Berikut adalah jitter plot dengan variabel yang berbeda, yaitu warna (color) sebagai variabel kategorik dan berat (carat) sebagai variabel numerik. Warna pada berlian adalah tingkat keberadaan rona kekuningan atau kecokelatan pada batu yang dinilai dari D hingga J dalam dataset ini, di mana D paling tidak berwarna dan semakin ke J semakin terlihat warna. Sedangkan carat adalah satuan berat berlian yang menunjukkan seberapa besar ukuran fisiknya. Jitter plot ini ditujukan untuk menjawab pertanyaan “Bagaimana sebaran berat berlian (carat) berdasarkan tingkat warna (color)?”

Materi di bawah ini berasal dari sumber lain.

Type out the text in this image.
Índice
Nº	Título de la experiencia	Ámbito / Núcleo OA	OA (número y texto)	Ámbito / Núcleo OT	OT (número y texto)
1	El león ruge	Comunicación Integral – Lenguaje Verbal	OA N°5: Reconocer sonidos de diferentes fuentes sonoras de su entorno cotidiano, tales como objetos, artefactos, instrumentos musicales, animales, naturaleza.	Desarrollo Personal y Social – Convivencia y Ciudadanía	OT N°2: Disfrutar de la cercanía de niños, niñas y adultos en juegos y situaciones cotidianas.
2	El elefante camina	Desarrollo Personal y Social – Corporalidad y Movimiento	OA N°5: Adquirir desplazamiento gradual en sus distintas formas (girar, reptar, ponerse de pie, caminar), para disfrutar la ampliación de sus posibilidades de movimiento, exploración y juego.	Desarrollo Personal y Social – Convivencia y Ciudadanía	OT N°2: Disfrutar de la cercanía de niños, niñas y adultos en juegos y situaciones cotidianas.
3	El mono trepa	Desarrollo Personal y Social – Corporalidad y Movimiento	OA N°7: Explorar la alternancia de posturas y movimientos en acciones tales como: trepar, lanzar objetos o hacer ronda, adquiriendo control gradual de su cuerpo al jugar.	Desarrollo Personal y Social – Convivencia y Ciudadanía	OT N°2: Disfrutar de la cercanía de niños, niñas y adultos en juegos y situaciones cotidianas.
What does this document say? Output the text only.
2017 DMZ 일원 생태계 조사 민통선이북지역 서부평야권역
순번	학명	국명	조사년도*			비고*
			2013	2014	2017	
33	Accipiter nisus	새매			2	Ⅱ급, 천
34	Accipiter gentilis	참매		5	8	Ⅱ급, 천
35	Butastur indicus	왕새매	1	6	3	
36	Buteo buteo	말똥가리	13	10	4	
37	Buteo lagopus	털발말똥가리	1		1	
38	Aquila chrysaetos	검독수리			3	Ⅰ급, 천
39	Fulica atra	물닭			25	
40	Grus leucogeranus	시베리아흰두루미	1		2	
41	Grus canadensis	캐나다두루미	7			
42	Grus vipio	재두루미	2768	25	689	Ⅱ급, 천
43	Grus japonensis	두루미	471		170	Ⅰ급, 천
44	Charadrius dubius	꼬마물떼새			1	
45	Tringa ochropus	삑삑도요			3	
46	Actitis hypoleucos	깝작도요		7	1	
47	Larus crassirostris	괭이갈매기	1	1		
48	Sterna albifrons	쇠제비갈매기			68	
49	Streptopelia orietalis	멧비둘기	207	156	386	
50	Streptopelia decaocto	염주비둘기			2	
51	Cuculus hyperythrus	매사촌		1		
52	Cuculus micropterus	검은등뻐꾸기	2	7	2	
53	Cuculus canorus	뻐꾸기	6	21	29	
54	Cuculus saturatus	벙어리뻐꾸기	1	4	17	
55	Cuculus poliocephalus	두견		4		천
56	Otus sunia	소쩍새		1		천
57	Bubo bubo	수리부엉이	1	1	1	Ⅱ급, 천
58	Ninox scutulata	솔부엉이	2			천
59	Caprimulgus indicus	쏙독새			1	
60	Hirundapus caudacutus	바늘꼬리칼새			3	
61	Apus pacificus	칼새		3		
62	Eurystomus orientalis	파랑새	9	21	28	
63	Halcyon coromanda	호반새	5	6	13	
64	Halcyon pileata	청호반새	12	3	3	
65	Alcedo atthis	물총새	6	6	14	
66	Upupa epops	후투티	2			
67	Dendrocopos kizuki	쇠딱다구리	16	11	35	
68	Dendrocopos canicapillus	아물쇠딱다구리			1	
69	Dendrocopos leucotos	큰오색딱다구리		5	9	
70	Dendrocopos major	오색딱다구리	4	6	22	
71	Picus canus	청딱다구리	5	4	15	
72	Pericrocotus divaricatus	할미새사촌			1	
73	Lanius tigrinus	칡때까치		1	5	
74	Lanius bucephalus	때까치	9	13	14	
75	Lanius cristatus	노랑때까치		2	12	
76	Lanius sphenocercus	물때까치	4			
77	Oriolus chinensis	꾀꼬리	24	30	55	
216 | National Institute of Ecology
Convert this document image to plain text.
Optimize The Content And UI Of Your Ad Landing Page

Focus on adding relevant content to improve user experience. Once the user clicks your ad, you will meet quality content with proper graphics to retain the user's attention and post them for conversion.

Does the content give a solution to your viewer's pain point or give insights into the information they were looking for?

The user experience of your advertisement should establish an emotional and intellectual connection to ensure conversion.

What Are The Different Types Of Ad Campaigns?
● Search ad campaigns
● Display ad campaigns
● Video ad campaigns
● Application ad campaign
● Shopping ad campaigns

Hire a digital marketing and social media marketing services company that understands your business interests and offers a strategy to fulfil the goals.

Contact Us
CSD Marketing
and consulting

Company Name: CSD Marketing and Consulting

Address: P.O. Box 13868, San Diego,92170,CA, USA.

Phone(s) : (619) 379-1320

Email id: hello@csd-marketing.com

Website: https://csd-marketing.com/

ggplot(diamonds_clean, aes(x = color, y = carat, color = color)) +
  geom_jitter(alpha = 0.5, width = 0.2, size = 1.5, show.legend = FALSE) +
  scale_color_brewer(palette = "Dark2") +
  labs(
    title = "Sebaran Berat Berlian per Kategori Warna",
    subtitle = "Setiap titik mewakili satu berlian",
    x = "Warna (color)", y = "Berat (carat)"
  ) +
  theme_minimal(base_size = 12)

Grafik jitter ini menampilkan sebaran berat berlian dalam satuan carat untuk setiap kategori warna dari D hingga J dengan setiap titik mewakili satu Grafik jitter ini menampilkan sebaran berat berlian dalam satuan carat untuk setiap kategori warna dari D hingga J dengan setiap titik mewakili satu berlian sehingga pola distribusi dapat terlihat secara langsung. Warna D dan E cenderung terkonsentrasi pada berat kecil hingga menengah sedangkan warna I dan J menunjukkan penyebaran yang lebih luas serta keberadaan beberapa berlian berukuran besar termasuk satu berlian warna J dengan berat sekitar 5 carat. Informasi ini dapat dimanfaatkan secara langsung dalam strategi mengelompokkan target produk, yaitu memfokuskan warna D dan E pada pasar yang mengutamakan kualitas warna dengan ukuran standar, sementara warna I dan J dapat diposisikan untuk segmen yang mencari ukuran besar dengan nilai yang lebih kompetitif, sehingga keputusan stok dan pemasaran menjadi lebih terarah.

Kesimpulan

Berdasarkan empat visualisasi bivariat yang telah disajikan, dapat disimpulkan bahwa pola dalam dataset diamonds tidak dapat dijelaskan hanya oleh satu variabel saja karena harga dan karakteristik berlian merupakan hasil interaksi berbagai atribut secara simultan. Kepadatan depth dan table menunjukkan adanya kisaran proporsi yang paling umum digunakan di pasar sebagai standar praktis, namun analisis rata rata harga per cut memperlihatkan bahwa kualitas potongan tidak otomatis berbanding lurus dengan harga. Distribusi harga berdasarkan clarity memperlihatkan adanya tumpang tindih antar kategori yang menandakan bahwa segmen pasar tidak sepenuhnya terpisah secara tegas, sementara jitter plot color dan carat menegaskan adanya perbedaan pola ukuran pada tiap tingkat warna yang dapat dimanfaatkan untuk strategi segmentasi produk. Secara keseluruhan, visualisasi ini menunjukkan bahwa pengambilan keputusan yang lebih akurat dalam industri berlian perlu mempertimbangkan kombinasi variabel seperti carat, cut, color, clarity, depth, dan table secara bersama sama, bukan secara parsial, sehingga strategi harga, stok, dan positioning produk dapat disusun secara lebih tepat dan berbasis data.